Morning Security Brief: Defense Authorization Act, Facial Recognition, and Government Data Requests
The House of Representatives has approved the 2014 Defense Authorization Act; states are using driver’s licenses to establish photo databases for law enforcement; and Apple says that the government made thousands of requests for data over the past several months.
► The 2014 Defense Authorization Act (H.R. 1960), which has been approved by the House of Representatives, includes several amendments addressing sexual assault in the military, indefinite detention, the use of drones, and the resilience of the military supply chain. One of the sexual-assault provisions would establish mandatory sentences for certain offenses and another would require that the Armed Services submit an annual report to Congress detailing the steps taken to retain evidence and records in sexual assault cases. H.R. 1960 also contains a measure that would require that those currently held by the United States in indefinite detention be immediately provided a trial. The bill would also prohibit the use of unmanned aircraft against U.S. citizens on U.S. soil. A measure on the resilience of the supply chain would require that the Department of Defense submit a report to Congress on the sole source suppliers of military components. The report would have to address how the military is ensuring that the supply chain is protected against vulnerability. The bill now goes to the Senate for consideration.

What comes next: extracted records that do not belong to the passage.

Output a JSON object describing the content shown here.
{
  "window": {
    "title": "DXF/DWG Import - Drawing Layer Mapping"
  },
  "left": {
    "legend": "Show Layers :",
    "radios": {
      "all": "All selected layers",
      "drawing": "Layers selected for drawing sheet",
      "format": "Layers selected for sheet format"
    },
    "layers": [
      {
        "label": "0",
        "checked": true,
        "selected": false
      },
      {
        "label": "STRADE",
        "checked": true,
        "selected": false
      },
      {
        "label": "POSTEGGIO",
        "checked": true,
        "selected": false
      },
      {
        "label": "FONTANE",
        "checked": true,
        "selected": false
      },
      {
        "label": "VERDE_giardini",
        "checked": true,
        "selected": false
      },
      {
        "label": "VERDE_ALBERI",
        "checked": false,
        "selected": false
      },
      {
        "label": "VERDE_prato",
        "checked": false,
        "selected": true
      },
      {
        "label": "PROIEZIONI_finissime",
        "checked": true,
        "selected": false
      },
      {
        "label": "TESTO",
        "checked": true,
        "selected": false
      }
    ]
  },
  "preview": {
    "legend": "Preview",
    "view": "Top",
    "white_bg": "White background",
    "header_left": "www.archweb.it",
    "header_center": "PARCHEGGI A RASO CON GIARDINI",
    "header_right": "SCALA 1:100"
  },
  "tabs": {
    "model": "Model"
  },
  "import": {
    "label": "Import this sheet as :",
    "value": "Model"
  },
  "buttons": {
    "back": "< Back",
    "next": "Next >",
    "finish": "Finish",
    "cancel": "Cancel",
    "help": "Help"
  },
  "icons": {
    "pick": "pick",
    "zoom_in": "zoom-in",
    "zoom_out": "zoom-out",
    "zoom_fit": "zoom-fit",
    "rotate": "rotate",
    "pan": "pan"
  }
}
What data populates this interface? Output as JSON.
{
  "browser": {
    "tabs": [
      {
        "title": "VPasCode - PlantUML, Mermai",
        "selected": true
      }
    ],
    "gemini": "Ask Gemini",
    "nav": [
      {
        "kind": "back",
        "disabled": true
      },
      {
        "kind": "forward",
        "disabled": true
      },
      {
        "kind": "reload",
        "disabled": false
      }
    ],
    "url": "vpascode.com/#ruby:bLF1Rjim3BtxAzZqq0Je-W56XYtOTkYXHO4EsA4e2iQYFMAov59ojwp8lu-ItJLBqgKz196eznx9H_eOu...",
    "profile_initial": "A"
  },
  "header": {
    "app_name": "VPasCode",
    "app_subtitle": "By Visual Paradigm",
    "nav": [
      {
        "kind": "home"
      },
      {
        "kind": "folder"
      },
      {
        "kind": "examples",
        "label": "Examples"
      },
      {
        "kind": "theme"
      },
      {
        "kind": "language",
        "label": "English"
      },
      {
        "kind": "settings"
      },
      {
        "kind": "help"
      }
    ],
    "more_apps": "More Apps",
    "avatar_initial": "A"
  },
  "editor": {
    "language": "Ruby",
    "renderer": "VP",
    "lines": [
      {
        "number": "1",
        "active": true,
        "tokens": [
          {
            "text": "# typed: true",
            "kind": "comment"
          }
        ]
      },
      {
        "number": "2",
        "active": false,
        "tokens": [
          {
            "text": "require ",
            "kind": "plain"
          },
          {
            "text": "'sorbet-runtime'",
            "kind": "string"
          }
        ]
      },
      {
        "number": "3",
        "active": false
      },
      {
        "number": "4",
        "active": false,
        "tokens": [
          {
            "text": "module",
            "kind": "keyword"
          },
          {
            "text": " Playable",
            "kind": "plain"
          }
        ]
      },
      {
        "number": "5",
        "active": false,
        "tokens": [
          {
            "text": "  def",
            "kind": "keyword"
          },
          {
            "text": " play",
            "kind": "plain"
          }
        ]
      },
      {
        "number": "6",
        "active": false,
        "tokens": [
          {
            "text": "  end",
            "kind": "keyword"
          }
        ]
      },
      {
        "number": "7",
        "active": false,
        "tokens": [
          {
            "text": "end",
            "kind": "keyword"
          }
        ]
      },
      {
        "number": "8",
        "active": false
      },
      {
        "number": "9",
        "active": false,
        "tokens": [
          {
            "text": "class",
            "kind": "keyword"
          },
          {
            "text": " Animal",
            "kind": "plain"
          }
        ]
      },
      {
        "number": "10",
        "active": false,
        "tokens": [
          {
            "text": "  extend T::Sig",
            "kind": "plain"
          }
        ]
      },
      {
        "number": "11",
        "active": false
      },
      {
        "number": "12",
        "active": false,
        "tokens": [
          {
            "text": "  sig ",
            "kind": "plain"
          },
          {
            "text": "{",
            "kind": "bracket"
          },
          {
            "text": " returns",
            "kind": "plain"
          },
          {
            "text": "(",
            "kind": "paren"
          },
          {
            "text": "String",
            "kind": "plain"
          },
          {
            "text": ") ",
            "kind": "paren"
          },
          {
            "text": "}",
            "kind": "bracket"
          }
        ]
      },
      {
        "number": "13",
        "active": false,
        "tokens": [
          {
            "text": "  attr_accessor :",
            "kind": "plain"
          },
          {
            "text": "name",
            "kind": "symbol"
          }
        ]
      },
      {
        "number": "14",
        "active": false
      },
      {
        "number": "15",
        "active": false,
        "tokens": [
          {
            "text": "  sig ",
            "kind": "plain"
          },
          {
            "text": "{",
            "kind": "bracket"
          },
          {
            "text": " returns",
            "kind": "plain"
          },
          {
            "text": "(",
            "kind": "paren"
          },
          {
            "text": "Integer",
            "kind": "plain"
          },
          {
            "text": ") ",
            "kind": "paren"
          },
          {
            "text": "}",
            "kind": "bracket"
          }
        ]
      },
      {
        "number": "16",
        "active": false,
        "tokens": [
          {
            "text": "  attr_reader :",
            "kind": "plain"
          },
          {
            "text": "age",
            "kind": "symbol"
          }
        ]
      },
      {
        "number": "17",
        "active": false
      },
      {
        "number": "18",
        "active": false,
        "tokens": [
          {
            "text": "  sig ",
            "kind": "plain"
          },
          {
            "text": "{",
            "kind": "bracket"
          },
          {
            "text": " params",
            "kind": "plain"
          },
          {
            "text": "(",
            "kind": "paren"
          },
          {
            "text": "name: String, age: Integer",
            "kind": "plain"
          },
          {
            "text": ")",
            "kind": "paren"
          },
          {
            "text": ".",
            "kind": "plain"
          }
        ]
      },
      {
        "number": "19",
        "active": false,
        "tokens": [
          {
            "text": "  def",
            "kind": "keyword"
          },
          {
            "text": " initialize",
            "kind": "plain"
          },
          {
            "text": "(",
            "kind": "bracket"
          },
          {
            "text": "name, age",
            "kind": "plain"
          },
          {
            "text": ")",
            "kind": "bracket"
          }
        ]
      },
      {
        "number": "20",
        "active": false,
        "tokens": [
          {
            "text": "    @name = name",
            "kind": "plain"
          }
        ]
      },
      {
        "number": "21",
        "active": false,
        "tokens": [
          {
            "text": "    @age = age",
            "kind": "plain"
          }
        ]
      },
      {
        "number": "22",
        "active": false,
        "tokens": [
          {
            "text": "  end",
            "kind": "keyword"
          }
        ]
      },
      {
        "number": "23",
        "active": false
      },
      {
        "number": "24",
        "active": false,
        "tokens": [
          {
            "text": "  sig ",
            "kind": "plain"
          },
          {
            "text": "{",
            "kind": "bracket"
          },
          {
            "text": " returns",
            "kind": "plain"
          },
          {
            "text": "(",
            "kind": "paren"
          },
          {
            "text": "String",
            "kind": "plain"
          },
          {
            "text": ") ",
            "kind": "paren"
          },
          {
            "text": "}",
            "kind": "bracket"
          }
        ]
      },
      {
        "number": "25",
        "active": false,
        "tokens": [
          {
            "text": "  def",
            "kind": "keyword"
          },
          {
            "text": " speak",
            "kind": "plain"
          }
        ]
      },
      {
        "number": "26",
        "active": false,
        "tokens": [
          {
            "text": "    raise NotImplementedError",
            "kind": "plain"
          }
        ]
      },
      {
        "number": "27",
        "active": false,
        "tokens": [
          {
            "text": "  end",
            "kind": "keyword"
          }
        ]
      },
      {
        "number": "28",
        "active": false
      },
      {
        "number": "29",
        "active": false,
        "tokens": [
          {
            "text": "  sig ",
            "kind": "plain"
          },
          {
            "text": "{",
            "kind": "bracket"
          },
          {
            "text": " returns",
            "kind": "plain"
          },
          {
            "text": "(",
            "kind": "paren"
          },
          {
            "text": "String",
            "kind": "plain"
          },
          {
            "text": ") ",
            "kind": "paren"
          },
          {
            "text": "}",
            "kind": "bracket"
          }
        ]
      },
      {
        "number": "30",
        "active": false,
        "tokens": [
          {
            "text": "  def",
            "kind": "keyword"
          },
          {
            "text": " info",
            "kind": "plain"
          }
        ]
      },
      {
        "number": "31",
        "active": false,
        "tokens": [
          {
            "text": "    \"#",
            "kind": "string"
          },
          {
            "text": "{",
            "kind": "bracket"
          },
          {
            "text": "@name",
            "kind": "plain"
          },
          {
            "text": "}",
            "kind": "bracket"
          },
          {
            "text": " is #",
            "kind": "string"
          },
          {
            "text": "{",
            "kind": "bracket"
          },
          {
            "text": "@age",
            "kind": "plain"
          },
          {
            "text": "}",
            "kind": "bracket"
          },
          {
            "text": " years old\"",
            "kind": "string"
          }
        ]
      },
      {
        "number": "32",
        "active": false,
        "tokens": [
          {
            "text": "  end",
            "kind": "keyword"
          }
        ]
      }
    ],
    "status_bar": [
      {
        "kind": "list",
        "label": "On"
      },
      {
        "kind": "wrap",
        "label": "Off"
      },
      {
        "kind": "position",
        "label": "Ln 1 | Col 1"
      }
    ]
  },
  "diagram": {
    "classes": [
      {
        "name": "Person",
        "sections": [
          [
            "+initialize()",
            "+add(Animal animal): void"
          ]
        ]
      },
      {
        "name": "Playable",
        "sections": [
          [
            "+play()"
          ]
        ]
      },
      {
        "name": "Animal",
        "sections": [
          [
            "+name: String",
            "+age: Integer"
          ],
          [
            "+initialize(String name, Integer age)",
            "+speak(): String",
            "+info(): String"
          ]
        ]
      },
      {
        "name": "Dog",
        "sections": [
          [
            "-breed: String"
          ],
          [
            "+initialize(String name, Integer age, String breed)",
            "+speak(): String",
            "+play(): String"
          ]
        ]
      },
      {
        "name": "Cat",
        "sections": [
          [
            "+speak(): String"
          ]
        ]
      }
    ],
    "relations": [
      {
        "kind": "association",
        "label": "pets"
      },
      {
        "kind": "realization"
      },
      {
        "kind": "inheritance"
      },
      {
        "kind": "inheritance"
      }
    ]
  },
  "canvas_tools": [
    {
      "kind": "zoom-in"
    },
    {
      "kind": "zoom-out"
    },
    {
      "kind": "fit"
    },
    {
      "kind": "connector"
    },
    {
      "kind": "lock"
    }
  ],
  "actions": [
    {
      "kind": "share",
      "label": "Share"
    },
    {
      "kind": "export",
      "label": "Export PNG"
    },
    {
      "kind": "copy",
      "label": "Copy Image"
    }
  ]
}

► The Washington Post reports that 37 states are now using their driver’s licenses to establish photo ID databases. Using facial recognition technology, law enforcement agencies are using the databases to identify criminals. For example, Florida has more than 120 million faces in its databases. The Florida repositories were designed to prevent driver’s license fraud but are being used by police to identify “suspects, accomplices, and even innocent bystanders in a wide range of criminal investigations.” The police do not usually need special authority to access the databases. This has led to a backlash in some states where citizens fear the police will use the tool inappropriately, such as to identify those involved in political rallies. A few states, such as Washington, Oregon, and Minnesota, have placed restrictions on law enforcement access to the databases, but the overall trend is “toward more sophisticated databases with more expansive access.”
► Apple reported today that it has received up to 5,000 requests on around 10,000 devices from federal, state, and local authorities over the past seven months. The company says that some of the requests it gets are related to national security but that most are related to criminal investigations and searches for missing persons. Apple says that it evaluates each request for government information and will provide the “narrowest possible set of information to authorities.” It notes that it is unable to provide some information, such as instant messages because it does not record them. Apple issued the information in response to all the media coverage of the government’s PRISM program. The company says that it first heard of the program on June 6.